Goodnight rainy night. Today I drove through the rain to commemorate another year older, Redbeard and his dad have birthdays in the same week. We did that age-old sit around and eat and drink and tell the stories that become us, or that slowly we become. As I drove through the rain I tried to be grateful and mindful, rain pattering, wipers wiping.
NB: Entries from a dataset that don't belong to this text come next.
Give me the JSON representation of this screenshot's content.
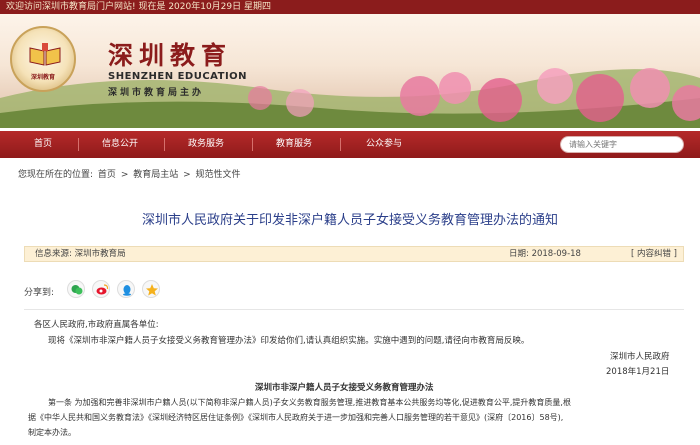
{
  "topbar": {
    "welcome": "欢迎访问深圳市教育局门户网站! 现在是 2020年10月29日 星期四"
  },
  "header": {
    "logo_text": "深圳教育",
    "title_cn": "深圳教育",
    "title_en": "SHENZHEN EDUCATION",
    "subtitle": "深圳市教育局主办"
  },
  "nav": {
    "items": [
      "首页",
      "信息公开",
      "政务服务",
      "教育服务",
      "公众参与"
    ],
    "search_placeholder": "请输入关键字"
  },
  "breadcrumb": {
    "prefix": "您现在所在的位置:",
    "items": [
      "首页",
      "教育局主站",
      "规范性文件"
    ],
    "separator": ">"
  },
  "article": {
    "title": "深圳市人民政府关于印发非深户籍人员子女接受义务教育管理办法的通知",
    "source": "信息来源:  深圳市教育局",
    "date": "日期:  2018-09-18",
    "correct": "[ 内容纠错 ]",
    "share_label": "分享到:",
    "share_icons": [
      "wechat-icon",
      "weibo-icon",
      "qq-icon",
      "qzone-icon"
    ],
    "salutation": "各区人民政府,市政府直属各单位:",
    "intro": "现将《深圳市非深户籍人员子女接受义务教育管理办法》印发给你们,请认真组织实施。实施中遇到的问题,请径向市教育局反映。",
    "signer": "深圳市人民政府",
    "sign_date": "2018年1月21日",
    "doc_title": "深圳市非深户籍人员子女接受义务教育管理办法",
    "article1_line1": "第一条  为加强和完善非深圳市户籍人员(以下简称非深户籍人员)子女义务教育服务管理,推进教育基本公共服务均等化,促进教育公平,提升教育质量,根",
    "article1_line2": "据《中华人民共和国义务教育法》《深圳经济特区居住证条例》《深圳市人民政府关于进一步加强和完善人口服务管理的若干意见》(深府〔2016〕58号),",
    "article1_line3": "制定本办法。"
  },
  "colors": {
    "brand": "#8b1c1c",
    "nav": "#a52222",
    "title": "#2b3f8a",
    "info_bar": "#fdf0d5"
  }
}
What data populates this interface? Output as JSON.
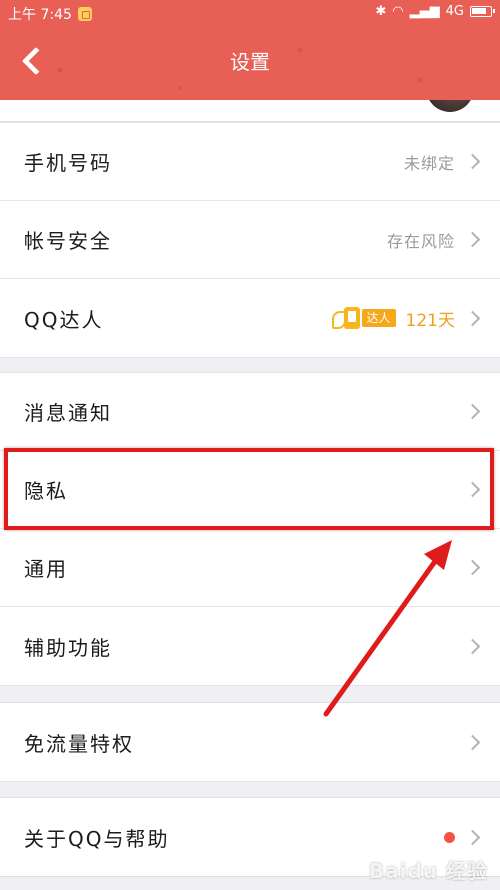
{
  "status_bar": {
    "time": "上午 7:45",
    "network": "4G"
  },
  "nav": {
    "title": "设置"
  },
  "groups": [
    {
      "items": [
        {
          "label": "手机号码",
          "value": "未绑定"
        },
        {
          "label": "帐号安全",
          "value": "存在风险"
        },
        {
          "label": "QQ达人",
          "badge": "达人",
          "value": "121天"
        }
      ]
    },
    {
      "items": [
        {
          "label": "消息通知"
        },
        {
          "label": "隐私"
        },
        {
          "label": "通用"
        },
        {
          "label": "辅助功能"
        }
      ]
    },
    {
      "items": [
        {
          "label": "免流量特权"
        }
      ]
    },
    {
      "items": [
        {
          "label": "关于QQ与帮助"
        }
      ]
    }
  ],
  "annotation": {
    "highlighted_item": "隐私",
    "color": "#e01b1b"
  },
  "colors": {
    "header": "#e85f55",
    "accent": "#f5a81c",
    "notification_dot": "#f25343"
  },
  "watermark": "Baidu 经验"
}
And on the way home that familiar stretch of Walnut street when you first see the skyline of the city headed east back in, I was overcome with a wave of something like nostalgia, like a tenderness or a kindness toward Redbeard and myself, how we grapple and hang on, try to untangle the knots and move forward and make some of this progress you hear so much about. What then, once we make it? Do we think there will be no more progress after that? Do we hope to reach a state of perfection after which there is no more problems, no more struggle? And yet every morning we wake up, fight it out, soaring victories, crushing defeats, and then the middle times that are like a march or a trudge or walk across a lawn on a summer night sweeping your flashlight from left to right.
That skyline. Seen me through so many chapters, so many phases, hard to even keep track of them all. Sometimes it reminds me of the bigness of things, of the view from the uppermost floors, from which all my days and cares and most earnest most fervent thoughts, memories, feelings, wishes, desires, plans seem impossibly, laughably small.